Greater knowledge of God can lead to holiness of life
By Jeff Morrow
When I talk with Catholics about the importance of learning more about their faith, the response I often get is, “I would expect you to say that – you’re a theologian!”
It’s true that theology is my profession, but achieving the theological formation and learning of theologians, while growing in childlike piety and devotion, is a worthy lifelong goal for any baptized Catholic. It has to do with our baptismal call to holiness.

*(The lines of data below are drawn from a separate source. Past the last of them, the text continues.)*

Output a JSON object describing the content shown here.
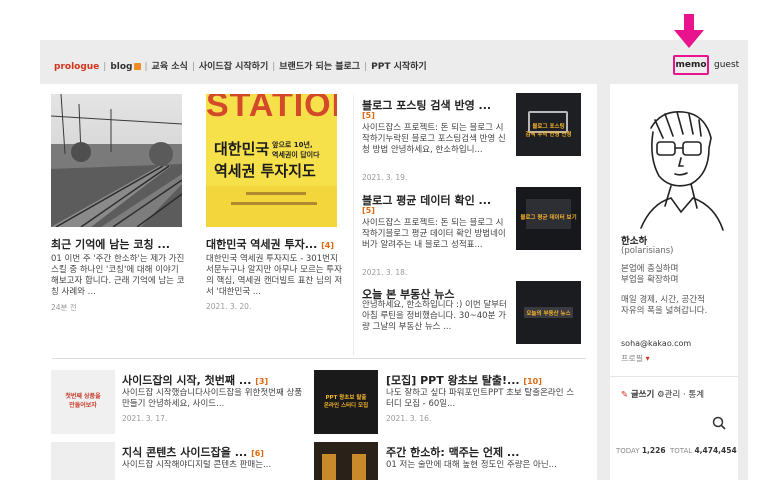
{
  "nav": {
    "items": [
      "prologue",
      "blog",
      "교육 소식",
      "사이드잡 시작하기",
      "브랜드가 되는 블로그",
      "PPT 시작하기"
    ],
    "memo": "memo",
    "guest": "guest"
  },
  "featured": [
    {
      "title": "최근 기억에 남는 코칭 ...",
      "count": "",
      "excerpt": "01 이번 주 '주간 한소하'는 제가 가진 스킬 중 하나인 '코칭'에 대해 이야기해보고자 합니다. 근래 기억에 남는 코칭 사례와 ...",
      "date": "24분 전"
    },
    {
      "title": "대한민국 역세권 투자...",
      "count": "[4]",
      "excerpt": "대한민국 역세권 투자지도 - 301번지 서문누구나 알지만 아무나 모르는 투자의 핵심, 역세권 캔더빌트 표찬 님의 저서 '대한민국 ...",
      "date": "2021. 3. 20.",
      "cover_top": "STATION",
      "cover_main": "대한민국\n역세권 투자지도",
      "cover_side": "앞으로 10년,\n역세권이 답이다"
    }
  ],
  "right_posts": [
    {
      "title": "블로그 포스팅 검색 반영 ...",
      "count": "[5]",
      "excerpt": "사이드잡스 프로젝트: 돈 되는 블로그 시작하기누락된 블로그 포스팅검색 반영 신청 방법 안녕하세요, 한소하입니...",
      "date": "2021. 3. 19.",
      "thumb_text": "블로그 포스팅\n검색 누락 반영 신청"
    },
    {
      "title": "블로그 평균 데이터 확인 ...",
      "count": "[5]",
      "excerpt": "사이드잡스 프로젝트: 돈 되는 블로그 시작하기블로그 평균 데이터 확인 방법네이버가 알려주는 내 블로그 성적표...",
      "date": "2021. 3. 18.",
      "thumb_text": "블로그 평균 데이터 보기"
    },
    {
      "title": "오늘 본 부동산 뉴스",
      "count": "",
      "excerpt": "안녕하세요, 한소하입니다 :) 이번 달부터 아침 루틴을 정비했습니다. 30~40분 가량 그날의 부동산 뉴스 ...",
      "date": "2021. 3. 18.",
      "thumb_text": "오늘의 부동산 뉴스"
    }
  ],
  "list_posts": [
    {
      "title": "사이드잡의 시작, 첫번째 ...",
      "count": "[3]",
      "excerpt": "사이드잡 시작했습니다사이드잡을 위한첫번째 상품 만들기 안녕하세요, 사이드...",
      "date": "2021. 3. 17.",
      "thumb_text": "첫번째 상품을\n만들어보자"
    },
    {
      "title": "[모집] PPT 왕초보 탈출!...",
      "count": "[10]",
      "excerpt": "나도 잘하고 싶다 파워포인트PPT 초보 탈출온라인 스터디 모집 - 60일...",
      "date": "2021. 3. 16.",
      "thumb_text": "PPT 왕초보 탈출\n온라인 스터디 모집"
    },
    {
      "title": "지식 콘텐츠 사이드잡을 ...",
      "count": "[6]",
      "excerpt": "사이드잡 시작해야디지털 콘텐츠 판매는...",
      "date": "",
      "thumb_text": ""
    },
    {
      "title": "주간 한소하: 맥주는 언제 ...",
      "count": "",
      "excerpt": "01 저는 술만에 대해 높현 정도인 주량은 아닌...",
      "date": "",
      "thumb_text": ""
    }
  ],
  "sidebar": {
    "name": "한소하",
    "id": "(polarisians)",
    "desc1": "본업에 충실하며\n부업을 확장하며",
    "desc2": "매일 경제, 시간, 공간적\n자유의 폭을 넓혀갑니다.",
    "email": "soha@kakao.com",
    "profile": "프로필",
    "write": "글쓰기",
    "admin": "관리 · 통계",
    "today_label": "TODAY",
    "today": "1,226",
    "total_label": "TOTAL",
    "total": "4,474,454"
  }
}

The fifth chapter of the Second Vatican Council’s Dogmatic Constitution on the Church (Lumen Gentium) taught that all baptized persons are called to holiness, to become saints. That calling involves two related notions: (1) personal growth in holiness, and (2) apostolate or evangelization. The Catechism of the Catholic Church explains eloquently that the shared priesthood of the baptized is lived out in the “unfolding of baptismal grace” (# 1547). Moreover, all of the baptized are called to evangelize and teach the faith (# 905). Married couples with children have a particularly important role as the domestic church to raise and teach their children, and to serve as a witness to the world (# 1655-1657).
So how does theology assist us in our own growth in holiness and in our mission of evangelization? I should probably begin by a brief explanation of theology. Theology, as St. Anselm said, is faith seeking understanding. It involves the union of faith and reason exercised in a quest to know God better. When done well, theology leads a person into an experience of awe and wonder before the gracious majesty of God. Theology should lead us to worship. To borrow from the 20th century Swiss theologian, Hans Urs von Balthasar, theology should be exercised on one’s knees — meaning, the rational and intellectual pursuit of theology should not be separated from a life of prayer and charity. After all, the Church’s greatest theologians are her saints.

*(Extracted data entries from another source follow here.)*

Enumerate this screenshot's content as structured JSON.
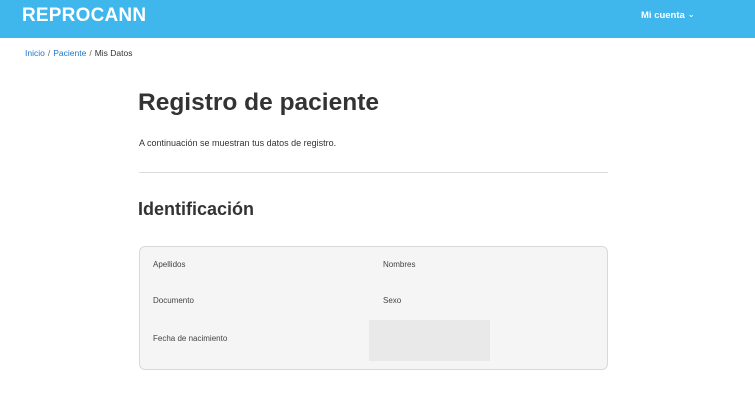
{
  "header": {
    "brand": "REPROCANN",
    "account_label": "Mi cuenta",
    "account_icon": "chevron-down-icon"
  },
  "breadcrumb": {
    "items": [
      "Inicio",
      "Paciente",
      "Mis Datos"
    ],
    "separator": "/"
  },
  "main": {
    "title": "Registro de paciente",
    "intro": "A continuación se muestran tus datos de registro.",
    "section_title": "Identificación",
    "fields": {
      "apellidos_label": "Apellidos",
      "nombres_label": "Nombres",
      "documento_label": "Documento",
      "sexo_label": "Sexo",
      "fecha_nacimiento_label": "Fecha de nacimiento"
    }
  },
  "colors": {
    "header_bg": "#3fb6ec",
    "link": "#1a74c9",
    "card_bg": "#f5f5f5"
  }
}
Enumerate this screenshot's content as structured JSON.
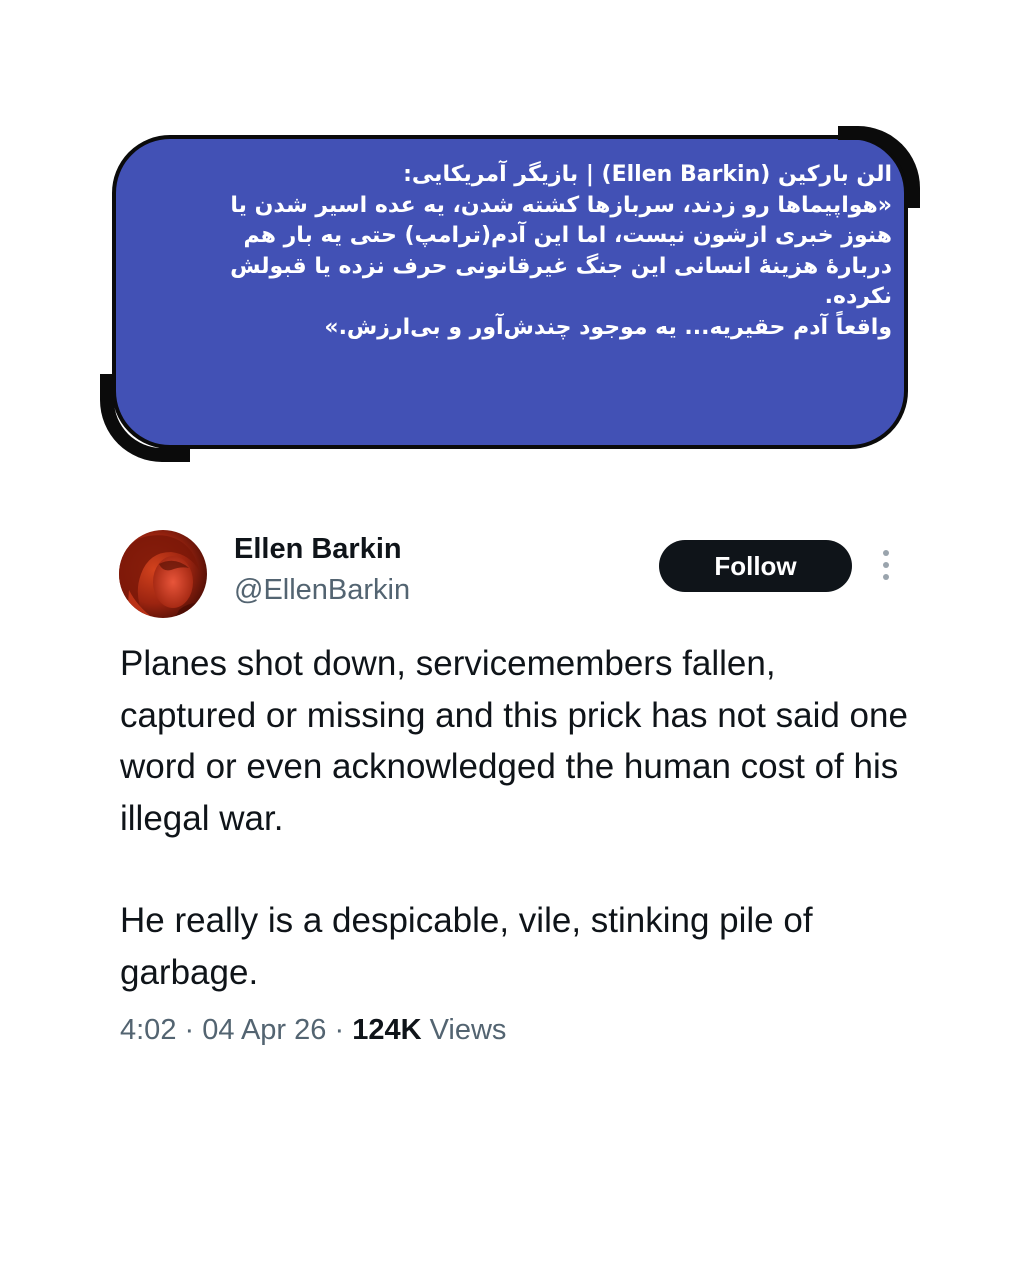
{
  "translation_card": {
    "line1": "الن بارکین (Ellen Barkin) | بازیگر آمریکایی:",
    "line2": "«هواپیماها رو زدند، سربازها کشته شدن، یه عده اسیر شدن یا",
    "line3": "هنوز خبری ازشون نیست، اما این آدم(ترامپ) حتی یه بار هم",
    "line4": "دربارهٔ هزینهٔ انسانی این جنگ غیرقانونی حرف نزده یا قبولش",
    "line5": "نکرده.",
    "line6": "واقعاً آدم حقیریه... یه موجود چندش‌آور و بی‌ارزش.»",
    "background_color": "#4251b5"
  },
  "tweet": {
    "display_name": "Ellen Barkin",
    "handle": "@EllenBarkin",
    "follow_label": "Follow",
    "more_icon": "more-vertical-icon",
    "paragraph1": "Planes shot down, servicemembers fallen, captured or missing and this prick has not said one word or even acknowledged the human cost of his illegal war.",
    "paragraph2": "He really is a despicable, vile, stinking pile of garbage.",
    "time": "4:02",
    "date": "04 Apr 26",
    "views_count": "124K",
    "views_label": "Views",
    "separator": "·"
  }
}
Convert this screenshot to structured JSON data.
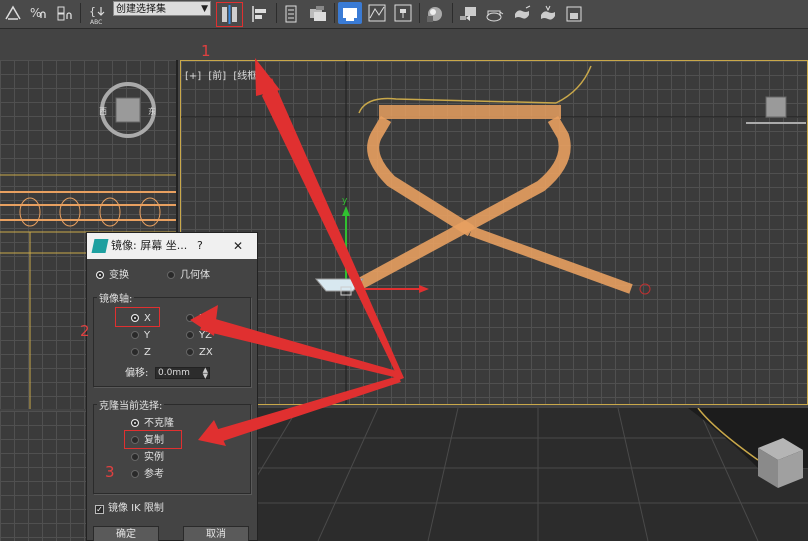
{
  "toolbar": {
    "items": [
      {
        "icon": "snap-toggle-icon",
        "label": "∠²"
      },
      {
        "icon": "percent-snap-icon",
        "label": "%ₙ"
      },
      {
        "icon": "spinner-snap-icon",
        "label": "⬍"
      },
      {
        "icon": "edit-named-selection-icon",
        "label": "{↓"
      }
    ],
    "abc_label": "ABC",
    "selection_set": "创建选择集",
    "icons": [
      "mirror-icon",
      "align-icon",
      "layer-manager-icon",
      "scene-explorer-icon",
      "ribbon-icon",
      "curve-editor-icon",
      "schematic-view-icon",
      "material-editor-icon",
      "render-setup-icon",
      "rendered-frame-icon",
      "render-icon",
      "render-iterative-icon",
      "render-production-icon"
    ]
  },
  "viewport_front": {
    "label_plus": "[+]",
    "label_view": "[前]",
    "label_mode": "[线框]"
  },
  "viewcube_left": {
    "w": "西",
    "e": "东"
  },
  "gizmo": {
    "y_label": "y"
  },
  "dialog": {
    "title": "镜像: 屏幕 坐...",
    "help": "?",
    "close": "✕",
    "mode_transform": "变换",
    "mode_geometry": "几何体",
    "mirror_axis_title": "镜像轴:",
    "axes": [
      "X",
      "Y",
      "Z",
      "XY",
      "YZ",
      "ZX"
    ],
    "selected_axis": "X",
    "offset_label": "偏移:",
    "offset_value": "0.0mm",
    "clone_title": "克隆当前选择:",
    "clone_options": [
      "不克隆",
      "复制",
      "实例",
      "参考"
    ],
    "selected_clone": "不克隆",
    "ik_label": "镜像 IK 限制",
    "ik_checked": true,
    "ok_label": "确定",
    "cancel_label": "取消"
  },
  "annotations": {
    "step1": "1",
    "step2": "2",
    "step3": "3",
    "color": "#e03030"
  },
  "colors": {
    "wireframe": "#e8a060",
    "selection": "#c9a84a",
    "x_axis": "#e03030",
    "y_axis": "#30c030"
  }
}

Understanding our faith better can lead us to pray better, but intellectual knowledge does not automatically lead to holiness. We must not neglect prayer as we study the faith.
This brings us to the second important point about understanding our faith better. We must share our faith with others, both those who have not heard our Lord’s message, as well as to those who need to be re-catechized in the new evangelization. For too long Catholics have been considered ignorant of their own faith and the reasons behind certain doctrinal or moral teachings! Not only are we called to, “Always be prepared to make a defense to anyone who calls [us] to account for the hope that is in [us]” (1 Peter 3:15), but we must actively teach the faith by the example of our lives and the words that we speak. We need to learn the faith better so that we can help our family, friends, coworkers, neighbors and children better know the faith and see how attractive and compelling it really is. We give a poor witness when we answer a Protestant’s question about the Catholic faith with “I have no idea.”
Knowing the faith better is especially important for young people. Our youth are the future of the Church and the future of our family, culture, and society. We need to help them grow into men and women of prayer. We need to be able to answer their questions, even if it takes the help of the Catechism or other resources.
I’ve recently been learning the many challenges of teaching the faith to children, as I began instructing my 6-year old daughter. I’ve learned to try to make catechism lessons fun and enjoyable, with drawing sessions, or involving sweet treats, games, etc. For young children, such amusements are often necessary and beneficial to get them excited about learning the faith. And without their enthusiasm (not simply willing submission), such lessons would be a losing battle, perhaps even doing more harm than good, setting up an early rebellion that may blossom in the rebellious teenage years. When teaching the content portions of the lessons, I’ve found it helpful to keep lessons short (content portion perhaps only five minutes in length), to focus on one major point you want them to understand, to have regular sessions (at least once a week), and to invite questions (asking them questions as well to make sure they understand the basics). And of course, the witness of an enthusiastic parent who lives the faith is perhaps the best model.
Learning about our faith does not have take up hours of study a day. The Catechism is a great way to start, and can be read or referred to in brief sessions. Audio recordings on the faith are handy for the car or when doing work around the house. By committing ourselves to becoming knowledgeable Catholics, we can be better prepared to explain the faith to others, and we will come to a deeper appreciation of the faith we hold so dearly.
As we approach this upcoming Year of Faith, beginning on October 11th, let us resolve to spend some time each week getting to know our faith better. You don’t need a doctorate to know the basics of our faith, or to live a good life. But you should seek an adult knowledge for your adult life.
Jeffrey Morrow holds a doctorate from the University of Dayton (Ohio) and is Assistant Professor of Theology at Seton Hall University in South Orange, New Jersey. He and his wife, Maria, have been welcoming their fourth child, due in October, for the past nine months.